7. Toutefois, d'une part, les requérants ne peuvent utilement invoquer, pour justifier de leur intérêt pour agir contre ce permis de construire modificatif, une perte d'intimité liée à la hauteur du bâtiment, qui se rattache uniquement à l'intérêt pour agir contre le permis de construire initial et non contre le permis de construire modificatif. D'autre part, s'agissant des difficultés de stationnement et de circulation, le permis de construire modificatif autorise une diminution de 39 à 33 du nombre de logements et, par voie de conséquence, du nombre de véhicules amené à circuler sur la rue Sadi Carnot. Cette diminution va dans le sens de l'intérêt des requérants et ne saurait donc justifier leur intérêt pour agir contre le permis de construire modificatif. De surcroit, ainsi que l'a déjà jugé le tribunal administratif de Grenoble, le permis de construire initial prévoit un nombre suffisant de places de stationnement et n'est donc pas de nature à aggraver les conditions de stationnement dans la rue Sadi Carnot, ni au demeurant, les conditions de circulation dans cette même rue. Par suite, les requérants ne peuvent être regardés comme ayant un intérêt suffisant leur donnant qualité pour agir contre le permis de construire modificatif en litige.

8. Il résulte de ce qui précède que les requérants ne sont pas recevables à contester le permis de construire modificatif n° PC 074305 17 H0008 M02 du 5 juillet 2024 délivré à la SCI Rhône II par le maire de la commune de Ville-La-Grand.

9. Il y a lieu de mettre solidairement à la charge des requérants, partie perdante, le versement de la somme de 1000 euros à commune de Ville-La-Grand et de la somme de 1000 euros à la SCI Rhône II en application de l'article L. 761-1 du code de justice administrative.

10. Les droits de plaidoirie ne sont pas au nombre des dépens énumérés par l'article R. 761-1 du code de justice administrative.
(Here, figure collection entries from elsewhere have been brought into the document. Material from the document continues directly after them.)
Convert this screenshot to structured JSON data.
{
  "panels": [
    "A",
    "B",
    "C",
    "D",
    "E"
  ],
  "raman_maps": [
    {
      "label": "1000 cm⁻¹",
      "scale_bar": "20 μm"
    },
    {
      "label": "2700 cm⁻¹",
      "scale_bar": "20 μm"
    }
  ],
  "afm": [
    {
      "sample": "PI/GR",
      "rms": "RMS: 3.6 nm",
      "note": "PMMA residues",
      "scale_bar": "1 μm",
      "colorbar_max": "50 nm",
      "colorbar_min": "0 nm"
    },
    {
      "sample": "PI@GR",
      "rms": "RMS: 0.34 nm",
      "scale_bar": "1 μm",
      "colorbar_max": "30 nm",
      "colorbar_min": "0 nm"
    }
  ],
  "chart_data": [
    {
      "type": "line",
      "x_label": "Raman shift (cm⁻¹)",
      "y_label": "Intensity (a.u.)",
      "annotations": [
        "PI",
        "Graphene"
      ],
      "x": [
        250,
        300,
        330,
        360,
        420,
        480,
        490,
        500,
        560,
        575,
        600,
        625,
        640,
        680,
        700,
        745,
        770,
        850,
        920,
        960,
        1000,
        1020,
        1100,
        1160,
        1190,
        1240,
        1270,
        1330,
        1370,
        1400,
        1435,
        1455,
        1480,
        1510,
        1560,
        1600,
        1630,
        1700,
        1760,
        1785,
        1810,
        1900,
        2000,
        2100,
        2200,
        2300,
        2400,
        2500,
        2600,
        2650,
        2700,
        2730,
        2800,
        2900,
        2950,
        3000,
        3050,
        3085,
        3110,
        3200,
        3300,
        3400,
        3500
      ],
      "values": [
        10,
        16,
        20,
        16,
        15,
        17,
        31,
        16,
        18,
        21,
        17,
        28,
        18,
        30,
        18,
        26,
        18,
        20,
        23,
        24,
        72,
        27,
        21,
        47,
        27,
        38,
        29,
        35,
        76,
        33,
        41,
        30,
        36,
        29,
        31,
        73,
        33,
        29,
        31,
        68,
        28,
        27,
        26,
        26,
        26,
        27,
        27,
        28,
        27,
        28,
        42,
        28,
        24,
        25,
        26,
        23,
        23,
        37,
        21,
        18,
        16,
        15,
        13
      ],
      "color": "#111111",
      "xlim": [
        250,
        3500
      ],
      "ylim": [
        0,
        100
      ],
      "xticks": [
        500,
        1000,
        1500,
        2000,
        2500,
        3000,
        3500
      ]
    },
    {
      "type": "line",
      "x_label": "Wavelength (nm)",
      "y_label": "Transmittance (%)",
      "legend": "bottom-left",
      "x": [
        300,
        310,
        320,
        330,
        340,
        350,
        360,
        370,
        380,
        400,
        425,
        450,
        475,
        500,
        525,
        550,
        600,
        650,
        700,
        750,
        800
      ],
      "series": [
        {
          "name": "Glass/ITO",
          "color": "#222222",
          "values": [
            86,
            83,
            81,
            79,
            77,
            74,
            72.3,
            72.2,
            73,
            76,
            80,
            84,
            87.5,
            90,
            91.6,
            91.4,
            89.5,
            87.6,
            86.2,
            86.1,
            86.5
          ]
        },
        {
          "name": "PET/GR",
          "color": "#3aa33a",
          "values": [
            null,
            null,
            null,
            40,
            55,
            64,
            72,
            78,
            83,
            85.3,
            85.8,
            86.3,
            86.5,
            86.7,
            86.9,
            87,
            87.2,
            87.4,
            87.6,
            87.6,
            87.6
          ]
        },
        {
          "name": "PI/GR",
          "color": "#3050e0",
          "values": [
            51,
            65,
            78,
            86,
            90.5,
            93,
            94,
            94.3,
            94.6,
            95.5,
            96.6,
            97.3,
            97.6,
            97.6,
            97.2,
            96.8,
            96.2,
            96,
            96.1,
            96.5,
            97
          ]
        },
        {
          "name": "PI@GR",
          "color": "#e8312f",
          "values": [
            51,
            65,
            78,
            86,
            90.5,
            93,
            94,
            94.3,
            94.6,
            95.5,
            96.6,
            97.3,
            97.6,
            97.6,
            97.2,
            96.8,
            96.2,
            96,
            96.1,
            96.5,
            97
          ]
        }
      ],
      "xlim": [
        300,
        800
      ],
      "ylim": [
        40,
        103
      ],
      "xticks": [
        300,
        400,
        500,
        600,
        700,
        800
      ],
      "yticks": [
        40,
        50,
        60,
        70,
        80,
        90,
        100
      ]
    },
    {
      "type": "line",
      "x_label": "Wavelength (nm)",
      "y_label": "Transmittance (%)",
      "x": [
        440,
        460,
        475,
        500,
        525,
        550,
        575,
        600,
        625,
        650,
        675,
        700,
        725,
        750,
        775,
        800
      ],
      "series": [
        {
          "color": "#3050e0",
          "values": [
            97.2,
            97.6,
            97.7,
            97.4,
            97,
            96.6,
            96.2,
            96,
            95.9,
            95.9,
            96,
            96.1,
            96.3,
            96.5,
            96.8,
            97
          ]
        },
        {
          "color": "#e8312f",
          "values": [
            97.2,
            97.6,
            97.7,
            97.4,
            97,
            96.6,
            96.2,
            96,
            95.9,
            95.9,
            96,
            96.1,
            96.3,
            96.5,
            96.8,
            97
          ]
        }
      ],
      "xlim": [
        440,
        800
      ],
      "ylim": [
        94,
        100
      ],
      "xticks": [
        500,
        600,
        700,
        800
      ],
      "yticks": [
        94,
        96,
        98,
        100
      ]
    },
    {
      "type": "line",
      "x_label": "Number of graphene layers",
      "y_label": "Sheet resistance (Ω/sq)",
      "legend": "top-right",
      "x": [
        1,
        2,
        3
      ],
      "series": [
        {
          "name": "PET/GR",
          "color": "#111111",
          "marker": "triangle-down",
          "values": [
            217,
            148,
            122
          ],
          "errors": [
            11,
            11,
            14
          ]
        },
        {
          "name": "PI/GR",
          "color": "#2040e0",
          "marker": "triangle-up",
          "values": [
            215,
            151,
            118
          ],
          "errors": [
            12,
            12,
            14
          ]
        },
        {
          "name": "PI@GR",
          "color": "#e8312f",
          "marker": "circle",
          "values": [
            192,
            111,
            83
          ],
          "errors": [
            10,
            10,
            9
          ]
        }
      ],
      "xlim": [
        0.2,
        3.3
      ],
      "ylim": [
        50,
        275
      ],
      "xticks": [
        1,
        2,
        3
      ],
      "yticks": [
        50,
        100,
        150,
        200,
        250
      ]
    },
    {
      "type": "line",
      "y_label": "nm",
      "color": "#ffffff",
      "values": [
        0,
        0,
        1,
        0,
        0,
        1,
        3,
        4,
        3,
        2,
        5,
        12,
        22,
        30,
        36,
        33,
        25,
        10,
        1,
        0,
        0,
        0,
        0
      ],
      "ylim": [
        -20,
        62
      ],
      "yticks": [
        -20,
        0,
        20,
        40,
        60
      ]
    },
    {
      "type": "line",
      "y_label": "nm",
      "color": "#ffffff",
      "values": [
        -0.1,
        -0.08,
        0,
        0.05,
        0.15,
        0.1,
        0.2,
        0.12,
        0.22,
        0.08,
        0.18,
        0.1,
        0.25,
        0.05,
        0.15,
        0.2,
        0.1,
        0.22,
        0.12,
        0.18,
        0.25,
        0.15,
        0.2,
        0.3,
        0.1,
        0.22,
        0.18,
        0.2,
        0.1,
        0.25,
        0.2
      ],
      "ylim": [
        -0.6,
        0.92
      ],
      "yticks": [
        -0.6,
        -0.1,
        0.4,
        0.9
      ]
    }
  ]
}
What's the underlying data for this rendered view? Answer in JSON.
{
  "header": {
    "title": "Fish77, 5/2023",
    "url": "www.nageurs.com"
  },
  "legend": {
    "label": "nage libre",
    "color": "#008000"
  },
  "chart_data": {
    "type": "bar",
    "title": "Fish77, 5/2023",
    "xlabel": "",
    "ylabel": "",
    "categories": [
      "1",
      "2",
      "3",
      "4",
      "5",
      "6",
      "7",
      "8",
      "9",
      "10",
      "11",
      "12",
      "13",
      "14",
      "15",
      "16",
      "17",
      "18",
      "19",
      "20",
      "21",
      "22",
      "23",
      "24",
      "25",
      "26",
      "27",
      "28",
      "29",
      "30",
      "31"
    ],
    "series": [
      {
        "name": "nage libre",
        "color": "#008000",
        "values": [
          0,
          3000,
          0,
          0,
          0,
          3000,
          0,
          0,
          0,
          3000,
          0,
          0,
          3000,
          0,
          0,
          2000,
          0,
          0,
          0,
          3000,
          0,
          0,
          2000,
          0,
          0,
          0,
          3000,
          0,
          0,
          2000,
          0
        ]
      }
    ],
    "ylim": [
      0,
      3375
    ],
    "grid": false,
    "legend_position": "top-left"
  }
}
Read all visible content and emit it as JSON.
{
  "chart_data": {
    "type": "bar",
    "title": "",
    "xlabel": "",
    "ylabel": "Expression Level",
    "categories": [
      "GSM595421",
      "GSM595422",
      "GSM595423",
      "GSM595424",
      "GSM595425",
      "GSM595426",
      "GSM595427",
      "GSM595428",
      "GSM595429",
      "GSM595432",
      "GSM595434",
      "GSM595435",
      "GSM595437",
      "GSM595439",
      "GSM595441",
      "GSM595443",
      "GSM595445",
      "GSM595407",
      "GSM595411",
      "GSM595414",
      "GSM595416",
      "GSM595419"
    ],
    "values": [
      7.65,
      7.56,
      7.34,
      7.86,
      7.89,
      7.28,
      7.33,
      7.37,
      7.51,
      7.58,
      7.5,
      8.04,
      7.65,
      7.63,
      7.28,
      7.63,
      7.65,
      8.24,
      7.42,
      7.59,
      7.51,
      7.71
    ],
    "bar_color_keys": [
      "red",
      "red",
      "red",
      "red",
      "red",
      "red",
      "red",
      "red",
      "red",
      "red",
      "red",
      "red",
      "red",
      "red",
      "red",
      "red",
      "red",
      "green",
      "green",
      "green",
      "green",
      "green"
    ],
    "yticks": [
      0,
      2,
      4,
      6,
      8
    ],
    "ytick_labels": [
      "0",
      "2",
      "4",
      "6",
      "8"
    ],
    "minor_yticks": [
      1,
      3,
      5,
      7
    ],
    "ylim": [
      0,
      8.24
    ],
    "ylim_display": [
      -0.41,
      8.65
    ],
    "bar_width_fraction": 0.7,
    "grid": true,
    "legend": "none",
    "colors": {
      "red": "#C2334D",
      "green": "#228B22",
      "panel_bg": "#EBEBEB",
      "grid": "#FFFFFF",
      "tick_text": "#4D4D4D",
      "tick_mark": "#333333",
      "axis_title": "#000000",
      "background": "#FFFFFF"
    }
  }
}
Les conclusions présentées à ce titre ne peuvent, en conséquence, qu'être rejetées.

O R D O N N E :

Article 1er :La requête est rejetée.

Article 2 :Les requérants verseront solidairement la somme de 1000 euros à la commune de Ville-La-Grand et la somme de 1000 euros à la SCI Rhône II sur le fondement de l'article L. 761-1 du code de justice administrative.

Article 3 :Le surplus des conclusions des parties est rejeté.

Article 4 :La présente ordonnance sera notifiée à Mme A B en application de l'article R. 751-3 du code de justice administrative, à la commune de Ville-La-Grand et à la SCI Rhône II.

Fait à Grenoble, le 14 mai 2025.

Le président de la 2ème chambre,

Mathieu Sauveplane

La République mande et ordonne à la préfète de la Haute-Savoie en ce qui la concerne ou à tous commissaires de justice à ce requis en ce qui concerne les voies de droit commun contre les parties privées, de pourvoir à l'exécution de la présente décision.